When the USS Enterprise returns home to Norfolk, Va., from its final deployment, among the first items to be stripped from the aircraft carrier will be the thousands of mattresses its sailors have worn out over the past few years.
But unlike those on other ships the Navy has decommissioned, these mattresses won't be heading to a local landfill following the Dec. 1 inactivation.
The Navy will send the mattresses to a company in South Carolina as part of a pilot program to break the mattresses down and recycle the springs and foam for other uses. The Navy says paying Nine Lives Mattress Recycling to take the Enterprise's mattresses off its hands is about $12,000 cheaper than paying for them to go to a local landfill.
"It had to be cheaper, even if it's greener, in order for us to want to do business," said Gregory Jeanguenat, manager of Naval Station Norfolk's Integrated Solid Waste and Recycling Site.
The Enterprise will be the third Navy ship to have its mattresses recycled as part of the program, which was inspired by similar programs in the Army.
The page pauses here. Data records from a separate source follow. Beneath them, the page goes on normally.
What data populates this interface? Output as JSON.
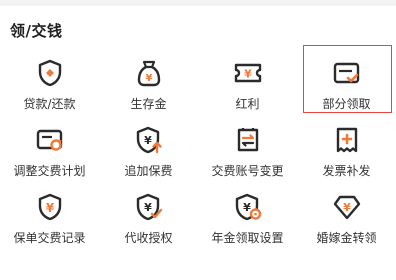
{
  "section": {
    "title": "领/交钱"
  },
  "colors": {
    "icon_dark": "#2b2b2b",
    "accent": "#f07a3a",
    "highlight_border": "#e94545"
  },
  "items": [
    {
      "label": "贷款/还款",
      "icon": "shield-icon"
    },
    {
      "label": "生存金",
      "icon": "money-bag-icon"
    },
    {
      "label": "红利",
      "icon": "ticket-icon"
    },
    {
      "label": "部分领取",
      "icon": "card-check-icon",
      "selected": true
    },
    {
      "label": "调整交费计划",
      "icon": "card-refresh-icon"
    },
    {
      "label": "追加保费",
      "icon": "yen-shield-up-icon"
    },
    {
      "label": "交费账号变更",
      "icon": "transfer-doc-icon"
    },
    {
      "label": "发票补发",
      "icon": "receipt-plus-icon"
    },
    {
      "label": "保单交费记录",
      "icon": "yen-shield-icon"
    },
    {
      "label": "代收授权",
      "icon": "yen-shield-check-icon"
    },
    {
      "label": "年金领取设置",
      "icon": "yen-gear-shield-icon"
    },
    {
      "label": "婚嫁金转领",
      "icon": "diamond-yen-icon"
    }
  ]
}
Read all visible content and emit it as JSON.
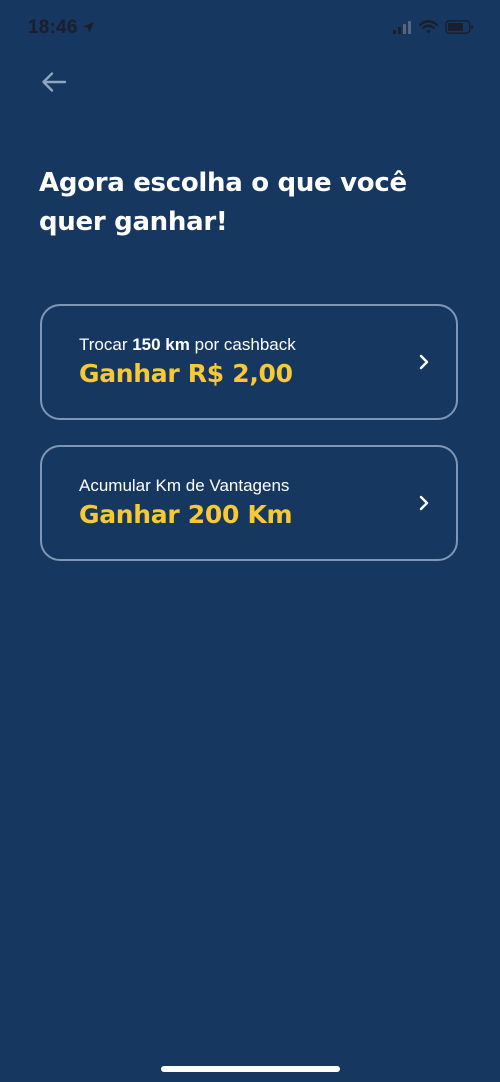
{
  "status_bar": {
    "time": "18:46",
    "location_icon": "location-arrow-icon",
    "signal_icon": "cellular-signal-icon",
    "wifi_icon": "wifi-icon",
    "battery_icon": "battery-icon"
  },
  "nav": {
    "back_icon": "arrow-left-icon"
  },
  "title": "Agora escolha o que você quer ganhar!",
  "options": [
    {
      "label_prefix": "Trocar ",
      "label_bold": "150 km",
      "label_suffix": " por cashback",
      "value": "Ganhar R$ 2,00",
      "icon": "chevron-right-icon"
    },
    {
      "label_prefix": "Acumular Km de Vantagens",
      "label_bold": "",
      "label_suffix": "",
      "value": "Ganhar 200 Km",
      "icon": "chevron-right-icon"
    }
  ],
  "colors": {
    "background": "#163760",
    "card_border": "#7f97b5",
    "accent_yellow": "#f7c934",
    "text_white": "#ffffff",
    "back_arrow": "#8fa5c0"
  }
}
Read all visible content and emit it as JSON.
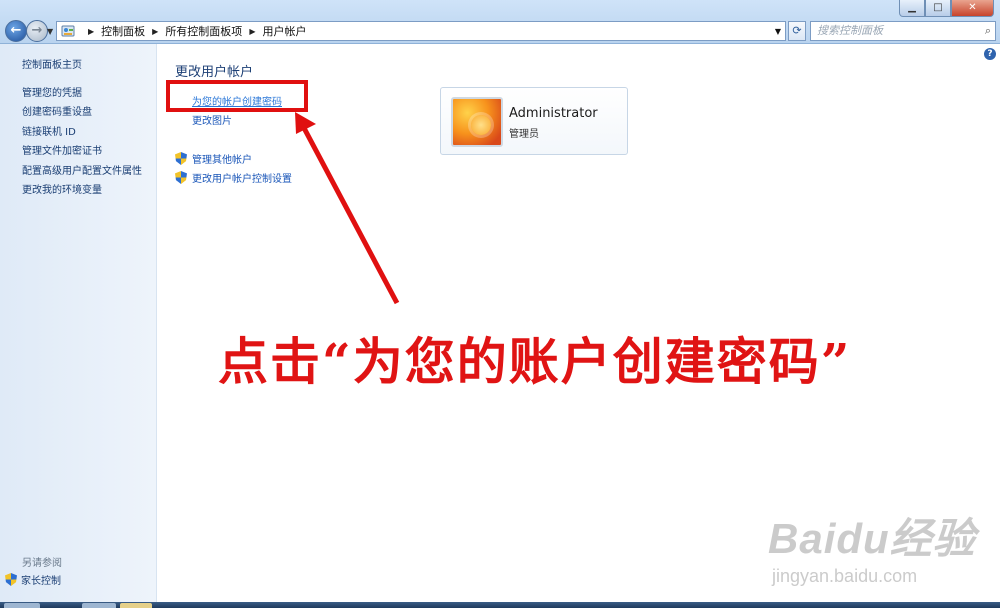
{
  "window": {
    "controls": {
      "minimize": "▁",
      "maximize": "□",
      "close": "✕"
    }
  },
  "address_bar": {
    "crumbs": [
      "控制面板",
      "所有控制面板项",
      "用户帐户"
    ],
    "search_placeholder": "搜索控制面板"
  },
  "nav": {
    "home": "控制面板主页",
    "items": [
      "管理您的凭据",
      "创建密码重设盘",
      "链接联机 ID",
      "管理文件加密证书",
      "配置高级用户配置文件属性",
      "更改我的环境变量"
    ],
    "see_also_label": "另请参阅",
    "see_also_items": [
      "家长控制"
    ]
  },
  "main": {
    "title": "更改用户帐户",
    "tasks": [
      "为您的帐户创建密码",
      "更改图片"
    ],
    "shield_tasks": [
      "管理其他帐户",
      "更改用户帐户控制设置"
    ],
    "user": {
      "name": "Administrator",
      "role": "管理员"
    }
  },
  "annotation": {
    "caption": "点击“为您的账户创建密码”",
    "color": "#e01414"
  },
  "watermark": {
    "line1": "Baidu经验",
    "line2": "jingyan.baidu.com"
  },
  "icons": {
    "back": "left-arrow-icon",
    "forward": "right-arrow-icon",
    "refresh": "refresh-icon",
    "search": "search-icon",
    "help": "help-icon",
    "shield": "uac-shield-icon"
  }
}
The amphibious transport dock USS Mesa Verde and the aircraft carrier USS Abraham Lincoln had mattresses ready for disposal removed in the past few weeks. Removing the Lincoln's mattresses was a particular accomplishment because aircraft carriers are the Navy's largest ships, with more than 6,000 sailors on board.
"It's my pride and joy. I'm absolutely excited that this happened," Jeanguenat said. "It's the largest chunk of mattress recycling in the U.S. military."
Jeanguenat hopes the program will expand to other ships, barracks and Navy hotels in the area. In southeast Virginia, which is home to the world's largest naval base, the Navy buys about 25,000 mattresses a year. They typically have an eight-year life span.